Pedro parecía alguien distinto en compañía de los niños. Lo daba todo. Se preguntó si habría sido igual con su hija. Parecía muy abierto y cariñoso.


—Estos niños son tan sanos y auténticos… —comentó Scott—. Supongo que eso es lo que me empujó a ayudarlos. Toman lo que se les da con agradecimiento y nunca piden nada.


—¿Que hacías antes de venir a vivir aquí?


—Era empresario. Conseguí llegar a lo más alto después de entregar veinte años al mundo financiero y de pisar a todos en mi camino. Un día, me di cuenta de que preferiría morirme antes de seguir con la misma vida sin sentido. Me compré un barco y dejé que me llevara la corriente. Casi literalmente. Aquí es donde terminé.


Pedro y tú parecéis tener mucho en común.


—Sí, supongo que por eso nos llevamos tan bien.


—¿Tienes familia?


Scott miró de nuevo a los niños.


—Ellos son mi familia.


Después de un rato, Scott se puso de nuevo en pie y volvió a jugar con Pedro y los niños. Paula se quedó donde estaba, pensando en lo que acababa de decirle. Estaba segura de que debía de ser muy gratificante saber que estaba haciendo tanto por otros.
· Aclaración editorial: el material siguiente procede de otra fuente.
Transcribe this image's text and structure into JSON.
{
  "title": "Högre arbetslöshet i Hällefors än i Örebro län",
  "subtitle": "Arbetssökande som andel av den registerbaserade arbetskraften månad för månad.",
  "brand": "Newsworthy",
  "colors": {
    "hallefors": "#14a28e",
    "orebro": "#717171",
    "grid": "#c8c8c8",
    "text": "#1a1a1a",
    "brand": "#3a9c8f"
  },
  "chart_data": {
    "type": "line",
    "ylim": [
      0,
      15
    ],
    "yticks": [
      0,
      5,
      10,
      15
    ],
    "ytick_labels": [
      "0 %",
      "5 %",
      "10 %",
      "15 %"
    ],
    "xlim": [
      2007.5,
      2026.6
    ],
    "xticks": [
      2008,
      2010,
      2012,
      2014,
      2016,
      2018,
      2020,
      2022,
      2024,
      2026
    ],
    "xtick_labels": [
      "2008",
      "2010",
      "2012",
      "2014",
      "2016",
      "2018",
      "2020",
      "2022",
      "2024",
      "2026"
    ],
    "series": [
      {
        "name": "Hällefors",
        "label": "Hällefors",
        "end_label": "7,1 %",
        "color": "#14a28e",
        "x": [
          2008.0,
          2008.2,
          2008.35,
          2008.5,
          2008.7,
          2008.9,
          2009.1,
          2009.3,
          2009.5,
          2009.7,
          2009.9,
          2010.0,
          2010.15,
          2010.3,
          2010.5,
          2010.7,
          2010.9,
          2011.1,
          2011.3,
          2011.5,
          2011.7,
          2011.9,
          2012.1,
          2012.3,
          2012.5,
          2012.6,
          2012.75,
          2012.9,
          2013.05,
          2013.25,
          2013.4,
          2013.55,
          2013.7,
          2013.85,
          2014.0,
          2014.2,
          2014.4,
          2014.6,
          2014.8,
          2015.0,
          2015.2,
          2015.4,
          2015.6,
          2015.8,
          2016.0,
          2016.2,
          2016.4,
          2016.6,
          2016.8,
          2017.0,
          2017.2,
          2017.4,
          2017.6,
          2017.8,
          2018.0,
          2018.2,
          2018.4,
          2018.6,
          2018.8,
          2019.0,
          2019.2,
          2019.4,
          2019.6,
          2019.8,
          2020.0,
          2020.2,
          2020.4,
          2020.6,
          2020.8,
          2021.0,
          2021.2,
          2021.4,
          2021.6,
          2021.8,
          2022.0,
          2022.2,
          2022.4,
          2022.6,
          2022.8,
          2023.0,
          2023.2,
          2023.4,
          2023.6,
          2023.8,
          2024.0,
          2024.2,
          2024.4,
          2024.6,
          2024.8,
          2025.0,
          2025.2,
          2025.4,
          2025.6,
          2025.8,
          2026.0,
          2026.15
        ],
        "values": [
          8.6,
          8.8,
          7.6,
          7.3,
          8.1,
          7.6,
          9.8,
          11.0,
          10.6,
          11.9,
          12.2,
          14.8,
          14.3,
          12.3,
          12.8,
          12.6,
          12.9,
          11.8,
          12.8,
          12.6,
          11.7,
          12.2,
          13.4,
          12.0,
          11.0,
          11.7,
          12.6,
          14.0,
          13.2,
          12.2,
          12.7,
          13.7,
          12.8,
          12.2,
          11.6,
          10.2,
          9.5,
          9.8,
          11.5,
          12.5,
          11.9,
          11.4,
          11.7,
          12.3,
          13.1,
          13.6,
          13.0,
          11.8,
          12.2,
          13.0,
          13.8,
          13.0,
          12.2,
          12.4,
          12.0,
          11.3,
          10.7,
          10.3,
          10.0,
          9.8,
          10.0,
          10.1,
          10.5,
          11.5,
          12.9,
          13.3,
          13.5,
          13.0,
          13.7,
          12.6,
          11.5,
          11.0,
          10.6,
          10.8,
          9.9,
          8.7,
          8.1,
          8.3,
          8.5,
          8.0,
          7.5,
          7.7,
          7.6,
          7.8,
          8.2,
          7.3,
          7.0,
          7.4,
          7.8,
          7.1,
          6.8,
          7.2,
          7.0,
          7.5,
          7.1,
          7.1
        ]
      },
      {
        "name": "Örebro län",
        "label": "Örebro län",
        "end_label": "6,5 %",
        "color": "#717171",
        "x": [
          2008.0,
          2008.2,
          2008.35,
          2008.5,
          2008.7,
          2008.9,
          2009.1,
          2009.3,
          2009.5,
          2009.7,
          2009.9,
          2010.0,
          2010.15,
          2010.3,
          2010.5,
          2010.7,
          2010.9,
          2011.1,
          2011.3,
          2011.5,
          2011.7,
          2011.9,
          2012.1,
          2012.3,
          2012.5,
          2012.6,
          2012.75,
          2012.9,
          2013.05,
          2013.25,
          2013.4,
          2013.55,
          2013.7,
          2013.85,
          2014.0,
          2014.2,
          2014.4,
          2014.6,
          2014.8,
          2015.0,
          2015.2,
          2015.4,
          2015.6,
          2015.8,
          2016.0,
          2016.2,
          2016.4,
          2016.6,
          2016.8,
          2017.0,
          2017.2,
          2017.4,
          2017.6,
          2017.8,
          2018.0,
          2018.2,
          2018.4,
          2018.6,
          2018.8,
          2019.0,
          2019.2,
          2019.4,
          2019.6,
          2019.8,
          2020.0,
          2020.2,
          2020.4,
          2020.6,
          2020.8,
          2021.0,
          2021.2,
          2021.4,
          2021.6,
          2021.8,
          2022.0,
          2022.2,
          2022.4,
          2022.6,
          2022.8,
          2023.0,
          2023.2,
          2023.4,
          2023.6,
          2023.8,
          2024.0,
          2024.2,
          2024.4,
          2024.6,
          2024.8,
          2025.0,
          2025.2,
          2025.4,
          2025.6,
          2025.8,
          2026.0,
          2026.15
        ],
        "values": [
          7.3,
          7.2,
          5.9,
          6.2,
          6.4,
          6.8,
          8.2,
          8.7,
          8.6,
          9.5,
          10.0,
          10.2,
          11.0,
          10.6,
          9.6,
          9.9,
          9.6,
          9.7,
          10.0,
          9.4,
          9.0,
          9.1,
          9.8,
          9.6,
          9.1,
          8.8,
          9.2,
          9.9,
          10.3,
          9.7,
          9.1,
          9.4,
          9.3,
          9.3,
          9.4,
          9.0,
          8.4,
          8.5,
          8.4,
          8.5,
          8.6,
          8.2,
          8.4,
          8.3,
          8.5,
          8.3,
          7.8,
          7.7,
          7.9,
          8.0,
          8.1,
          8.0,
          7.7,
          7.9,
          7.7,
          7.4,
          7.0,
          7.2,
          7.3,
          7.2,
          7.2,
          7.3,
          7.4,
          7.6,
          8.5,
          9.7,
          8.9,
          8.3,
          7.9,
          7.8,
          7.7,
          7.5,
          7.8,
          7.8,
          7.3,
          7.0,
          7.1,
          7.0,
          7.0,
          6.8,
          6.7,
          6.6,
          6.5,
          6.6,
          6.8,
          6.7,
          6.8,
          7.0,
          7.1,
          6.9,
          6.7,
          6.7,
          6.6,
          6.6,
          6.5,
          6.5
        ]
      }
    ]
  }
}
Se dio cuenta de que echaba eso de menos en su vida.


Se levantaba cada mañana sin encontrar nada que diera sentido a su existencia. En lo único que pensaba era en vengarse de su ex marido.


Se sintió fatal al darse cuenta de lo vacía que era su vida. Quería hacer algo que importara, quería estar orgullosa de sus acciones y sentir que podía mejorar la vida de otros. Quería tener la sensación de que sus días sobre la tierra no habían sido una pérdida de tiempo.


No sabía por qué Pedro la había llevado a ese sitio, pero se alegraba de que lo hubiera hecho. 


Sentía que una especie de luz se había encendido en su interior y veía todo mucho más claro.


No se había convertido en la mujer que su padre esperaba que fuera y no había elegido bien a la hora de casarse. Pero en ese instante supo que ese día iba a suponer un giro de ciento ochenta grados en su vida, decidió que había llegado el momento de hacer algunos cambios.


Tenía que descubrir sus aptitudes y ver que podía hacer. Sabía que el valor de una vida se medía en la capacidad de esa persona para contribuir a mejorar el mundo. Sabía que era así y se daba cuenta de que tenía mucho que hacer para ponerse al día en ese sentido.